Eight countries are vying for rights to the North Pole. They all want a piece of the icy Arctic region’s untold amounts of oil, natural gas and other offshore resources. In the fall, Denmark became the latest country to throw its hat in the ring.

Currently, coastal nations of the world own the continental shelf up to 200 miles offshore of their own land and can utilize it without international approval. Beyond that point, however, the ocean becomes international domain. But the United Nations Convention on the Law of the Sea is changing that rule, giving ratifying countries 10 years to prove that they have the right to claim areas farther than 200 miles. Denmark ratified the law in mid-November and announced in October that it will spend $25 million to explore and identify areas in the North Pole that may fall within the country’s jurisdiction.

“We’re doing investigations in five areas in order to find out if we have a claim,” says Kai Sørensen, vice director of Denmark’s geological survey. The country must determine if the regions, including the Lomonosov Ridge, located beneath the Arctic sea ice and a portion of the North Pole, are a natural prolongation of the continental shelf of Greenland and the Faroe Islands, both Danish-held territories.

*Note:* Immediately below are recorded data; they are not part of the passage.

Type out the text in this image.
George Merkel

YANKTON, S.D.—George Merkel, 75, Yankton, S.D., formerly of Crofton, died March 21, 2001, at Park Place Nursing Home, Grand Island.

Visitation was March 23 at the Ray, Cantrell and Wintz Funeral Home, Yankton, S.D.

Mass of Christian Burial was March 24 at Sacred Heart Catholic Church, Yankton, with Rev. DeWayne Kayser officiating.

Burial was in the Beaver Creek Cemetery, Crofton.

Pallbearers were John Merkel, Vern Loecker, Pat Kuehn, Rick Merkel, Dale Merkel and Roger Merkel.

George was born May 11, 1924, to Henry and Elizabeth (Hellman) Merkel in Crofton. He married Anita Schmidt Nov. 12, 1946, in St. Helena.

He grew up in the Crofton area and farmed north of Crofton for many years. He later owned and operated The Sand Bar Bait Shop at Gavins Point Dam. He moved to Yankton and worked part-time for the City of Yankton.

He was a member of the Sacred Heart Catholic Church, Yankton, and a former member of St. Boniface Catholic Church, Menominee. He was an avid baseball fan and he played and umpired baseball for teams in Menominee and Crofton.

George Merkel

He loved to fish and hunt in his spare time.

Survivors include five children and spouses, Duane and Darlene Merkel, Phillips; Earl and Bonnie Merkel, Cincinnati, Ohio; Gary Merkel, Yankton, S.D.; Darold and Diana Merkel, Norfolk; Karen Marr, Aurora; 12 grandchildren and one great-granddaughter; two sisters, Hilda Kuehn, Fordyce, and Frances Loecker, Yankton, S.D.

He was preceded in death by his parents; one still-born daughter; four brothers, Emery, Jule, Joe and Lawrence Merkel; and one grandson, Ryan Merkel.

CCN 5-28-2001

Although more than 130 countries are participating in the convention, there are only eight countries concerned with the Arctic region: Denmark, Norway, Sweden, Canada, Russia, Finland, Iceland and the United States, all of which have signed. But signing is not enough — only countries that ratify the Law of the Sea can submit a claim to the United Nations.

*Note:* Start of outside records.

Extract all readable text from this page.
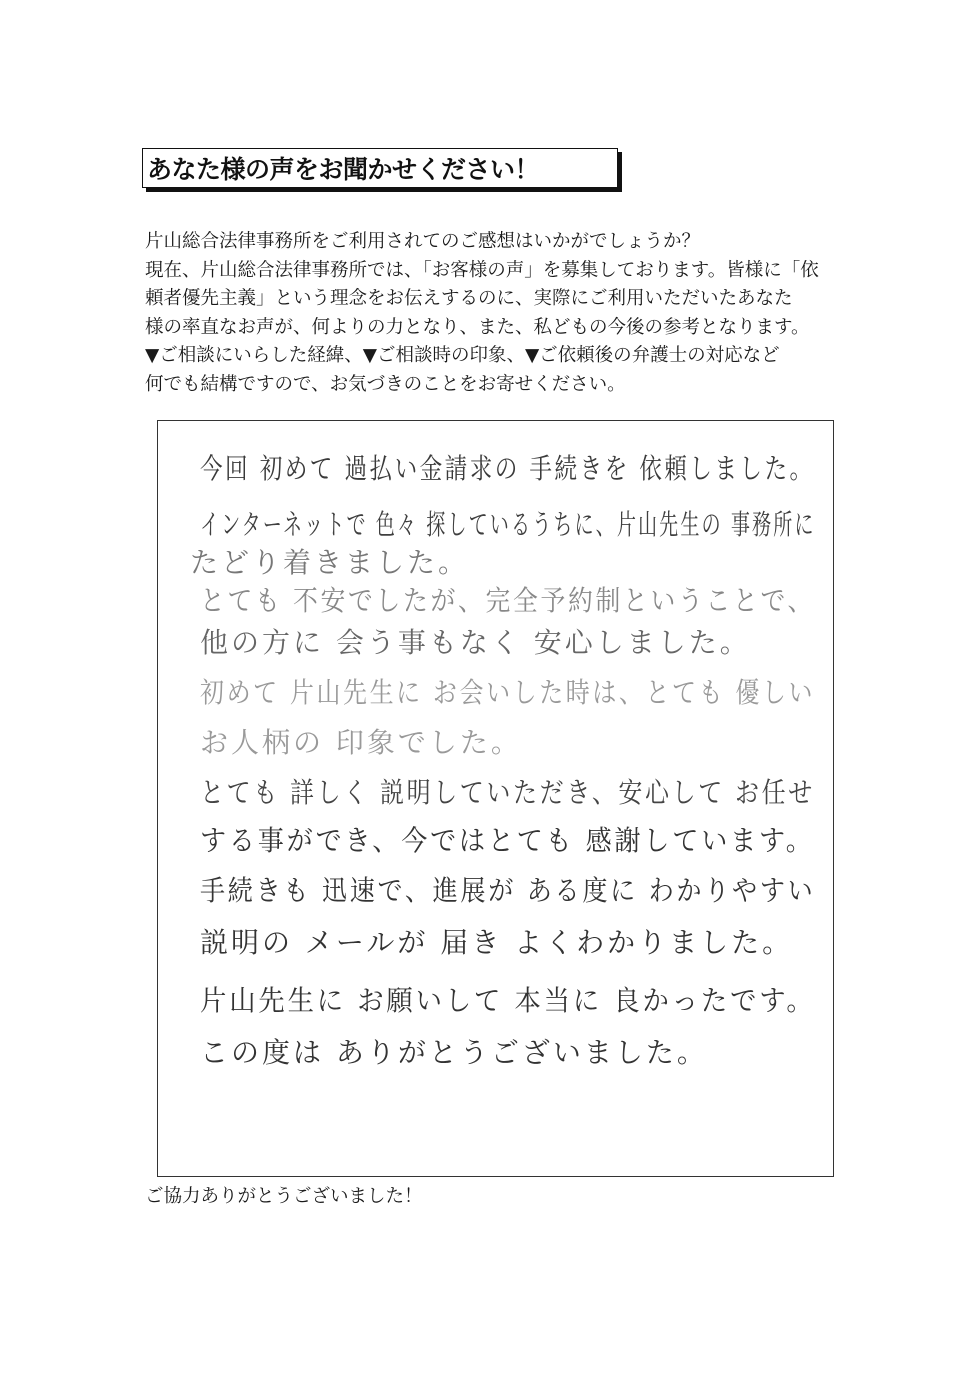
あなた様の声をお聞かせください！
片山総合法律事務所をご利用されてのご感想はいかがでしょうか？
現在、片山総合法律事務所では、「お客様の声」を募集しております。皆様に「依
頼者優先主義」という理念をお伝えするのに、実際にご利用いただいたあなた
様の率直なお声が、何よりの力となり、また、私どもの今後の参考となります。
▼ご相談にいらした経緯、▼ご相談時の印象、▼ご依頼後の弁護士の対応など
何でも結構ですので、お気づきのことをお寄せください。
今回 初めて 過払い金請求の 手続きを 依頼しました。
インターネットで 色々 探しているうちに、片山先生の 事務所に
たどり着きました。
とても 不安でしたが、完全予約制ということで、
他の方に 会う事もなく 安心しました。
初めて 片山先生に お会いした時は、とても 優しい
お人柄の 印象でした。
とても 詳しく 説明していただき、安心して お任せ
する事ができ、今ではとても 感謝しています。
手続きも 迅速で、進展が ある度に わかりやすい
説明の メールが 届き よくわかりました。
片山先生に お願いして 本当に 良かったです。
この度は ありがとうございました。
ご協力ありがとうございました！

Russia, which was the first country to ratify the law, has already submitted a claim to the United Nations for review, Sørensen says, and Canada ratified in November 2003. The United States has proposed ratification, but the action is being held up in the Senate, he says. “If two countries claim the same area, bilateral negotiations performed by the Ministry of Foreign Affairs will decide the outcome,” says Bente Olsen, spokesperson for Denmark’s Minister of Science.

The Arctic is “the great frontier,” says Tom Ahlbrandt, chief of the world energy program at the U.S. Geological Survey, but it has remained largely unexplored because of adverse climate conditions and the lack of appropriate technologies for exploring and mapping the region. “There’s a lot of technological development going on, and these new developments are just increasing at higher latitudes,” Ahlbrandt says.

The country has been working in collaboration with Canadian teams to help remediate the difficulties and costs associated with exploration and development in harsh Arctic conditions.